El mío, desde luego, no iba a ser un velatorio muy concurrido. Amigos pocos; primos ninguno; una ex amante como mucho e hijos, que yo sepa, sólo uno reconocible. Los empleados de Funeraria Torregrosa no iban a recibir peticiones extrañas ni dolientes exagerados. Se limitarían a cumplir con cuatro burocracias imprescindibles, con cuatro acompañantes muy bien educados, y el resto del tiempo se lo pasarían enredando con sus cuchipandas habituales.

Cuando se muere un vecino de La Pedanía, en cambio, acuden cientos de personas al tanatorio. Son la gente de aquí, la de toda la vida, que se presentan por afecto verdadero o por no verse señalados en la ausencia. En la España Profunda aun rigen esos códigos de etiqueta. Pero yo no soy de La Pedanía, ni me relaciono gran cosa con los lugareños. Muchos ni siquiera se enterarían de que yo falto por el vecindario. 

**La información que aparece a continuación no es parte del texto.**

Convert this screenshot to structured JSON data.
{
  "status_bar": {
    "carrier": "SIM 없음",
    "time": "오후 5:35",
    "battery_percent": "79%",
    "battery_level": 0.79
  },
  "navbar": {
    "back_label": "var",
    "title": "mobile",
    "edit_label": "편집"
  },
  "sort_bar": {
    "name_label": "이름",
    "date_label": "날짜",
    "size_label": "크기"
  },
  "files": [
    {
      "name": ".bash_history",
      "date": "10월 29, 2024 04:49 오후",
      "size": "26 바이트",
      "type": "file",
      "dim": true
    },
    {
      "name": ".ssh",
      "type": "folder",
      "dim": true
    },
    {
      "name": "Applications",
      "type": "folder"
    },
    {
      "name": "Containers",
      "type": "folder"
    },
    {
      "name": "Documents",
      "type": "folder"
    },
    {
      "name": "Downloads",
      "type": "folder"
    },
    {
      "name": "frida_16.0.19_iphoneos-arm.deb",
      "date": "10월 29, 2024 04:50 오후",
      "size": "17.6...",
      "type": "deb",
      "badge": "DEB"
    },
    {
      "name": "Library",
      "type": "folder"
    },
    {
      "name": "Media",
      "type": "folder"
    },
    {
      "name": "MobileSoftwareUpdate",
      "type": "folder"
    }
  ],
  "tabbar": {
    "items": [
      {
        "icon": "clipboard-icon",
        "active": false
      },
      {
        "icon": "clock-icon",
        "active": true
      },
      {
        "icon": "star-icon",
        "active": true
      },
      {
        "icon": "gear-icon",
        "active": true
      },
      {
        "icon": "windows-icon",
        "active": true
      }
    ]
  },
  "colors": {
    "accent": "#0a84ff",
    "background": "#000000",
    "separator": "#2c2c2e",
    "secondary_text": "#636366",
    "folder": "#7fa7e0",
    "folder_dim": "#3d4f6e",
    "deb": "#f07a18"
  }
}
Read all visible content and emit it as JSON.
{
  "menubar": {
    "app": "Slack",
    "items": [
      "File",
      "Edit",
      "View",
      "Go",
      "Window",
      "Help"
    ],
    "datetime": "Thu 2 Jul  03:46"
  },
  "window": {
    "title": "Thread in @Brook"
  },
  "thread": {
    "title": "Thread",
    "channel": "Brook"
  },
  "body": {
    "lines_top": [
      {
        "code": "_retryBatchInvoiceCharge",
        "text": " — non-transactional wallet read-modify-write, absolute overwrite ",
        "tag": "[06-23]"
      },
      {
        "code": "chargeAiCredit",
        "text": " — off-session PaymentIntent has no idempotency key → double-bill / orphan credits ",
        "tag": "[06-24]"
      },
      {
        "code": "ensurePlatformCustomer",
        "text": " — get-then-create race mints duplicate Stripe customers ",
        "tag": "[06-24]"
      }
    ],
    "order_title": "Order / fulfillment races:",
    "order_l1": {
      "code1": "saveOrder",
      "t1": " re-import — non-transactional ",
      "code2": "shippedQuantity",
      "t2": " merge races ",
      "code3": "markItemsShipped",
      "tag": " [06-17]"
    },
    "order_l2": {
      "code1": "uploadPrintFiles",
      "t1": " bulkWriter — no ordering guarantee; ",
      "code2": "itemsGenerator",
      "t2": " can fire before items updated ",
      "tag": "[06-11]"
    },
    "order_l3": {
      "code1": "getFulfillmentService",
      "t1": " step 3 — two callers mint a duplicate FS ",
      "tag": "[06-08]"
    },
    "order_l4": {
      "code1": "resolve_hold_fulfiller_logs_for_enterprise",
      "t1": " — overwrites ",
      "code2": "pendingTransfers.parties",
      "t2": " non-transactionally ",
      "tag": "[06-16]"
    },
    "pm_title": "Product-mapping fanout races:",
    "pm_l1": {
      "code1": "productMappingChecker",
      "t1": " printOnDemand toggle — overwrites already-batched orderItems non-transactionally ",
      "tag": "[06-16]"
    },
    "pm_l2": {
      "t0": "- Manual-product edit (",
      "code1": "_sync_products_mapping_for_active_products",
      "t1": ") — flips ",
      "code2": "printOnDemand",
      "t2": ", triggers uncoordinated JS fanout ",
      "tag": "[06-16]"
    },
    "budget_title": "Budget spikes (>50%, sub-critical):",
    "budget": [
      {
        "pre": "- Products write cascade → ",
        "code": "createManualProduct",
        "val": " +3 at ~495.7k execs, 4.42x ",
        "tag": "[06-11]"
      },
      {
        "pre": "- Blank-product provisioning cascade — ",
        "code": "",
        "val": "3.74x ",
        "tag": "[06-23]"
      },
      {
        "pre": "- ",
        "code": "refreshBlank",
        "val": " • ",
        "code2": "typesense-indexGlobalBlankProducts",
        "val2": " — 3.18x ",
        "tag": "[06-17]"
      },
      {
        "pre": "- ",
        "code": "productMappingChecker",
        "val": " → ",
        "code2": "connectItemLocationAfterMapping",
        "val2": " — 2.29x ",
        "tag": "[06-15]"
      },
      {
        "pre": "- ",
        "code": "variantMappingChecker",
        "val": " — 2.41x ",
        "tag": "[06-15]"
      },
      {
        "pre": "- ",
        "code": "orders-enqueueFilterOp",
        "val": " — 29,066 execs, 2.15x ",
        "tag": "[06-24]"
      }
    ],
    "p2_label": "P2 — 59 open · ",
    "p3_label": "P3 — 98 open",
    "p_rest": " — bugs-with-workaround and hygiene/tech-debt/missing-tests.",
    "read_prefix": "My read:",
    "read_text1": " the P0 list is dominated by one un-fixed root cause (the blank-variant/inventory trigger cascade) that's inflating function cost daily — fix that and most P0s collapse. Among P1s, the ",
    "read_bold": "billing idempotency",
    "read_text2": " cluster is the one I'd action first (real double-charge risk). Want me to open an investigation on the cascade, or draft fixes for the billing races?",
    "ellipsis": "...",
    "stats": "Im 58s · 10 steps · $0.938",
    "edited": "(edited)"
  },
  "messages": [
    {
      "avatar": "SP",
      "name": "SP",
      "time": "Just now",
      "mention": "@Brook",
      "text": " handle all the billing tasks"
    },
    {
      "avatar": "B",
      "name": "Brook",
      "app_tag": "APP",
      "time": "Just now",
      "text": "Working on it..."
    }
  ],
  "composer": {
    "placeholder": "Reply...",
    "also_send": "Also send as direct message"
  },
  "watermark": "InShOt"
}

Luego me doy cuenta de que quizá todo esto suceda en León y no en La Pedanía. No sé cómo lo gestionaría mi familia ni el seguro contratado. Pero sería bonito, lo de León: cerrar el círculo geográfico del nacimiento y de la muerte. Que regrese al polvo leonés lo que del polvo leonés emergió. Le daré verde a los cipreses y amarillo a las lecheras. Al menos en León las llamamos así: lecheras, a esas flores amarillas que cuando las cortas es como si manaran caucho pegajoso.